See [`NOTICE`](NOTICE) for full attributions.

---

## Architecture

```
clients/_base.py
  ├── Air-gap enforcement (refuses sockets when ALPHAFOLD_OFFLINE=1)
  ├── Token-bucket rate limiting (aiolimiter)
  ├── Exponential backoff with jitter (tenacity)
  ├── Circuit breaker (CLOSED / OPEN / HALF_OPEN)
  └── HTTP/2 transport with connection pooling and keep-alive (httpx)

storage/knowledge_graph.py
  ├── SQLite WAL mode (embedded, ACID)
  ├── 6 entity tables: proteins, variants, diseases, drugs, genes, phenotypes
  ├── 4 relationship tables: protein_disease, protein_drug, variant_disease, gene_phenotype
  ├── tool_invocations audit table (SHA-256 of input + output, timestamps)
  └── Analytical views: variant_summary, drug_landscape

domain/disease.py
  └── Pure Python frozen dataclasses (PathogenicityClass, VariantReport, ...)
```

See [`ARCHITECTURE.md`](ARCHITECTURE.md) for the full module map.

---

## Testing & quality

- A comprehensive offline unit-test suite (respx-mocked upstreams,
  including parametrised expansions); the full suite runs hermetically
  in under a minute on a laptop.
- Coverage on the shipped surface (`src/alphafold_sovereign/clients`,
  `domain`, `storage`, `server`, `tools`): **100% line + branch**,
  every shipped module at 100%.
- Lint: `ruff` (full ruleset). Type checking: `mypy --strict` on the
  full source tree.
- Security: `bandit` plus CodeQL `security-extended`.
- Supply chain: CycloneDX SBOM generated in CI from the installed
  package; `scripts/replicate.sh` checks the PyPI wheel hash and the
  presence of the release SBOM and provenance (`cosign verify-blob`
  signature-bundle verification is a roadmap item, not yet in the script).

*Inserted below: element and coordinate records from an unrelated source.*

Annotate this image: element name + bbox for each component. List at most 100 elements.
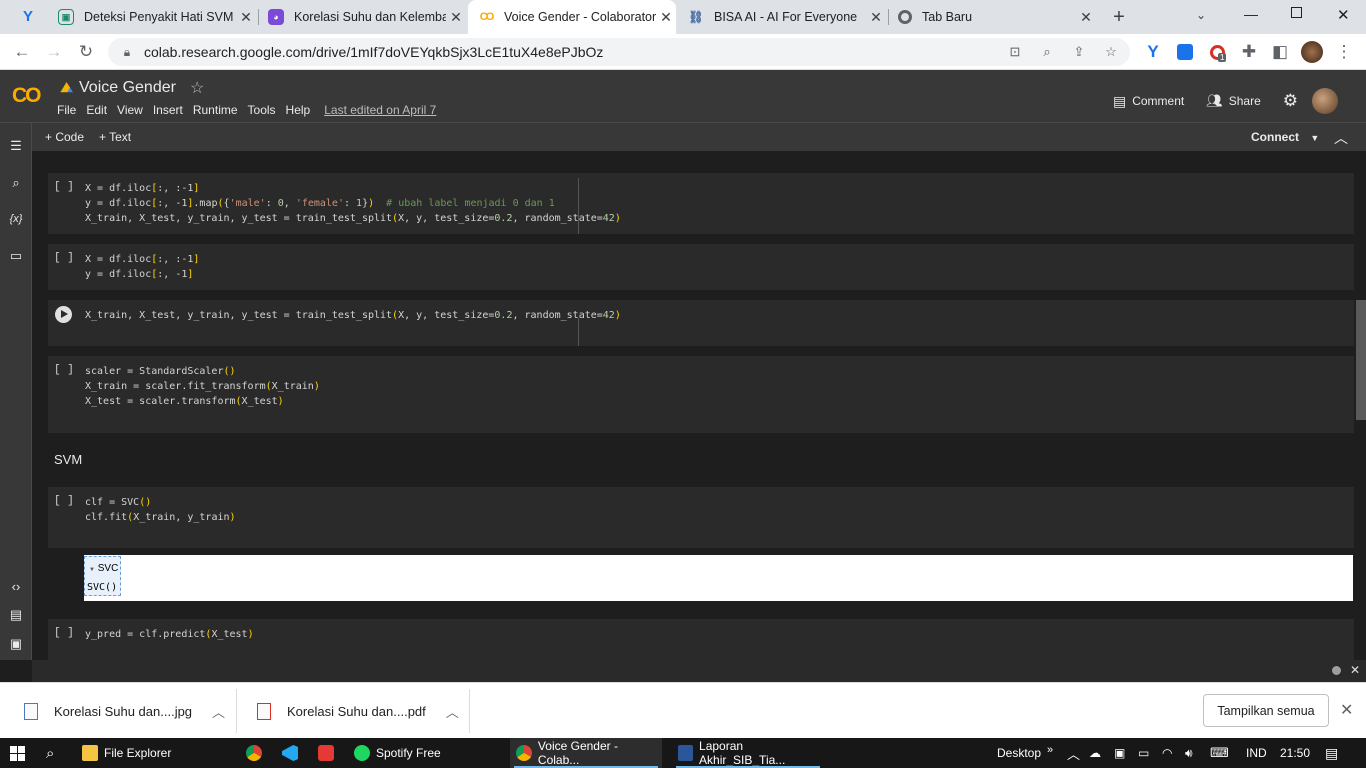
run-cell-play-icon[interactable] — [55, 306, 72, 323]
close-tab-icon[interactable]: ✕ — [236, 9, 256, 26]
run-cell-button[interactable]: [ ] — [54, 252, 74, 264]
menu-edit[interactable]: Edit — [86, 103, 107, 117]
variables-icon[interactable]: {x} — [6, 209, 26, 229]
vertical-scrollbar[interactable] — [1356, 300, 1366, 420]
code-editor[interactable]: X_train, X_test, y_train, y_test = train… — [85, 308, 621, 323]
tray-language[interactable]: IND — [1246, 738, 1267, 768]
lock-icon[interactable]: 🔒︎ — [120, 45, 134, 60]
menu-help[interactable]: Help — [286, 103, 311, 117]
notification-center-icon[interactable]: ▤ — [1325, 738, 1338, 768]
minimize-window-icon[interactable]: — — [1244, 6, 1258, 22]
files-folder-icon[interactable]: ▭ — [6, 246, 26, 266]
command-palette-icon[interactable]: ▤ — [6, 605, 26, 625]
colab-logo[interactable]: CO — [12, 84, 41, 108]
close-shelf-icon[interactable]: ✕ — [1340, 700, 1353, 720]
taskbar-app-file-explorer[interactable]: File Explorer — [82, 738, 171, 768]
code-editor[interactable]: clf = SVC() clf.fit(X_train, y_train) — [85, 495, 236, 525]
taskbar-app-spotify[interactable]: Spotify Free — [354, 738, 441, 768]
tray-wifi-icon[interactable]: ◠ — [1162, 738, 1172, 768]
table-of-contents-icon[interactable]: ☰ — [6, 136, 26, 156]
show-all-downloads-button[interactable]: Tampilkan semua — [1203, 694, 1329, 727]
close-window-icon[interactable]: ✕ — [1337, 6, 1350, 24]
extension-blue-icon[interactable] — [1173, 40, 1197, 64]
close-tab-icon[interactable]: ✕ — [866, 9, 886, 26]
taskbar-search-icon[interactable]: ⌕ — [46, 738, 54, 768]
taskbar-chrome-icon[interactable] — [246, 738, 268, 768]
code-cell[interactable]: [ ] scaler = StandardScaler() X_train = … — [48, 356, 1354, 433]
code-cell[interactable]: X_train, X_test, y_train, y_test = train… — [48, 300, 1354, 346]
browser-tab-active[interactable]: CO Voice Gender - Colaboratory ✕ — [468, 0, 676, 34]
notebook-title[interactable]: Voice Gender — [79, 79, 176, 97]
extensions-puzzle-icon[interactable]: ✚ — [1237, 40, 1261, 64]
share-page-icon[interactable]: ⇪ — [1070, 44, 1088, 60]
account-avatar[interactable] — [1312, 88, 1338, 114]
share-button[interactable]: 👥︎ Share — [1206, 93, 1261, 109]
last-edited-link[interactable]: Last edited on April 7 — [324, 103, 436, 117]
taskbar-vscode-icon[interactable] — [282, 738, 304, 768]
menu-view[interactable]: View — [117, 103, 143, 117]
taskbar-app-word[interactable]: Laporan Akhir_SIB_Tia... — [672, 738, 824, 768]
code-snippets-icon[interactable]: ‹› — [6, 577, 26, 597]
run-cell-button[interactable]: [ ] — [54, 627, 74, 639]
bookmark-star-icon[interactable]: ☆ — [1102, 44, 1120, 60]
reload-button[interactable]: ↻ — [74, 40, 98, 64]
comment-button[interactable]: ▤ Comment — [1113, 93, 1184, 110]
browser-menu-icon[interactable]: ⋮ — [1332, 40, 1356, 64]
chevron-up-icon[interactable]: ︿ — [446, 702, 459, 721]
browser-tab[interactable]: Tab Baru ✕ — [888, 0, 1096, 34]
start-button[interactable] — [10, 738, 25, 768]
menu-runtime[interactable]: Runtime — [193, 103, 238, 117]
code-editor[interactable]: y_pred = clf.predict(X_test) — [85, 627, 254, 642]
code-cell[interactable]: [ ] clf = SVC() clf.fit(X_train, y_train… — [48, 487, 1354, 548]
run-cell-button[interactable]: [ ] — [54, 495, 74, 507]
restore-window-icon[interactable] — [1291, 7, 1302, 18]
back-button[interactable]: ← — [10, 40, 34, 64]
tray-volume-icon[interactable]: 🔊︎ — [1185, 738, 1193, 768]
tray-meet-icon[interactable]: ▣ — [1114, 738, 1125, 768]
collapse-header-icon[interactable]: ︿ — [1334, 128, 1348, 148]
menu-file[interactable]: File — [57, 103, 76, 117]
taskbar-app-chrome-colab[interactable]: Voice Gender - Colab... — [510, 738, 662, 768]
add-code-button[interactable]: + Code — [45, 130, 84, 144]
browser-tab[interactable]: ◕ Korelasi Suhu dan Kelemba ✕ — [258, 0, 466, 34]
code-cell[interactable]: [ ] X = df.iloc[:, :-1] y = df.iloc[:, -… — [48, 173, 1354, 234]
desktop-toolbar[interactable]: Desktop » — [997, 738, 1053, 768]
code-editor[interactable]: X = df.iloc[:, :-1] y = df.iloc[:, -1] — [85, 252, 199, 282]
zoom-icon[interactable]: ⌕ — [1038, 44, 1056, 60]
star-icon[interactable]: ☆ — [190, 78, 204, 98]
side-panel-icon[interactable]: ◧ — [1268, 40, 1292, 64]
tray-cloud-icon[interactable]: ☁ — [1089, 738, 1101, 768]
code-editor[interactable]: scaler = StandardScaler() X_train = scal… — [85, 364, 320, 409]
close-status-icon[interactable]: ✕ — [1350, 663, 1360, 677]
add-text-button[interactable]: + Text — [99, 130, 131, 144]
code-editor[interactable]: X = df.iloc[:, :-1] y = df.iloc[:, -1].m… — [85, 181, 621, 226]
taskbar-wps-icon[interactable] — [318, 738, 340, 768]
browser-tab[interactable]: ▣ Deteksi Penyakit Hati SVM ✕ — [48, 0, 256, 34]
tray-keyboard-icon[interactable]: ⌨ — [1210, 738, 1229, 768]
run-cell-button[interactable]: [ ] — [54, 181, 74, 193]
extension-red-icon[interactable]: 1 — [1205, 40, 1229, 64]
download-item[interactable]: Korelasi Suhu dan....jpg ︿ — [0, 683, 225, 739]
terminal-icon[interactable]: ▣ — [6, 634, 26, 654]
tab-list-chevron-icon[interactable]: ⌄ — [1196, 8, 1206, 22]
close-tab-icon[interactable]: ✕ — [1076, 9, 1096, 26]
profile-avatar[interactable] — [1300, 40, 1324, 64]
estimator-widget[interactable]: ▼ SVC SVC() — [84, 556, 121, 596]
close-tab-icon[interactable]: ✕ — [446, 9, 466, 26]
search-icon[interactable]: ⌕ — [6, 173, 26, 193]
extension-y-icon[interactable]: Y — [1141, 40, 1165, 64]
code-cell[interactable]: [ ] y_pred = clf.predict(X_test) — [48, 619, 1354, 660]
browser-tab[interactable]: ⛓ BISA AI - AI For Everyone ✕ — [678, 0, 886, 34]
tray-clock[interactable]: 21:50 — [1280, 738, 1310, 768]
tab-search-icon[interactable]: Y — [18, 8, 38, 26]
menu-insert[interactable]: Insert — [153, 103, 183, 117]
tray-chevron-up-icon[interactable]: ︿ — [1067, 738, 1080, 768]
chevron-up-icon[interactable]: ︿ — [212, 702, 225, 721]
address-bar[interactable]: 🔒︎ colab.research.google.com/drive/1mIf7… — [108, 38, 1130, 66]
menu-tools[interactable]: Tools — [248, 103, 276, 117]
connect-button[interactable]: Connect ▼ — [1251, 130, 1319, 144]
translate-icon[interactable]: ⊡ — [1006, 44, 1024, 60]
tray-power-icon[interactable]: ▭ — [1138, 738, 1149, 768]
close-tab-icon[interactable]: ✕ — [656, 9, 676, 26]
download-item[interactable]: Korelasi Suhu dan....pdf ︿ — [233, 683, 459, 739]
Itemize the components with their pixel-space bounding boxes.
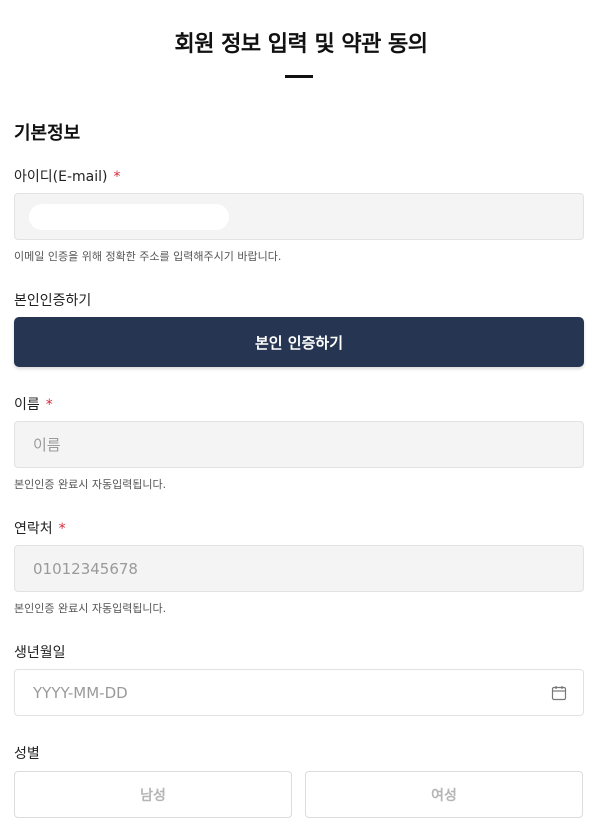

The full CI matrix (Python 3.10, 3.11, 3.12, 3.13 × Ubuntu, macOS)
runs on every push. The coverage percentage above is the number a
`git clone && uv run nox -s cov` produces on the current HEAD; if you
find a divergence, please open an issue.

---

## Contributing

DCO sign-off required (`git commit -s`). No copyright assignment.
Coverage gate: CI enforces 100% line and branch coverage on the shipped surface (`nox -s cov`).
Full guide: [`CONTRIBUTING.md`](CONTRIBUTING.md).

---

## Related MCP servers by the same author

- [`uniprot-mcp`](https://github.com/smaniches/uniprot-mcp) — Model Context Protocol server for UniProt Swiss-Prot and TrEMBL (`pip install uniprot-mcp-server`).
- [`semantic-scholar-mcp`](https://github.com/smaniches/semantic-scholar-mcp) — Semantic Scholar MCP server, 200M+ academic papers (`pip install s2-mcp-server`).

---

## Citation

Machine-readable metadata: [`CITATION.cff`](CITATION.cff) (GitHub
renders a "Cite this repository" button in the sidebar that consumes
this file).

<!-- x-release-please-start-version -->
```bibtex
@software{maniches_alphafold_sovereign_mcp,
  author    = {Maniches, Santiago},
  title     = {AlphaFold Sovereign MCP},
  year      = {2026},
  version   = {1.2.3},
  url       = {https://github.com/smaniches/alphafold-sovereign-mcp},
  license   = {Apache-2.0},
  orcid     = {0009-0005-6480-1987},
  doi       = {10.5281/zenodo.20134773}
}
```
<!-- x-release-please-end-version -->

When citing results derived from this software, please also cite the
upstream data sources (AlphaFold DB, Open Targets, ChEMBL, Ensembl,
ClinVar, gnomAD, MONDO, HPO, DisGeNET) according to their own citation
requirements.

## License

Copyright 2024–2026 Santiago Maniches.

Licensed under the Apache License, Version 2.0. See [`LICENSE`](LICENSE).

Patent reservation: see [`PATENTS.md`](PATENTS.md).
Trademark policy: see [`TRADEMARKS.md`](TRADEMARKS.md).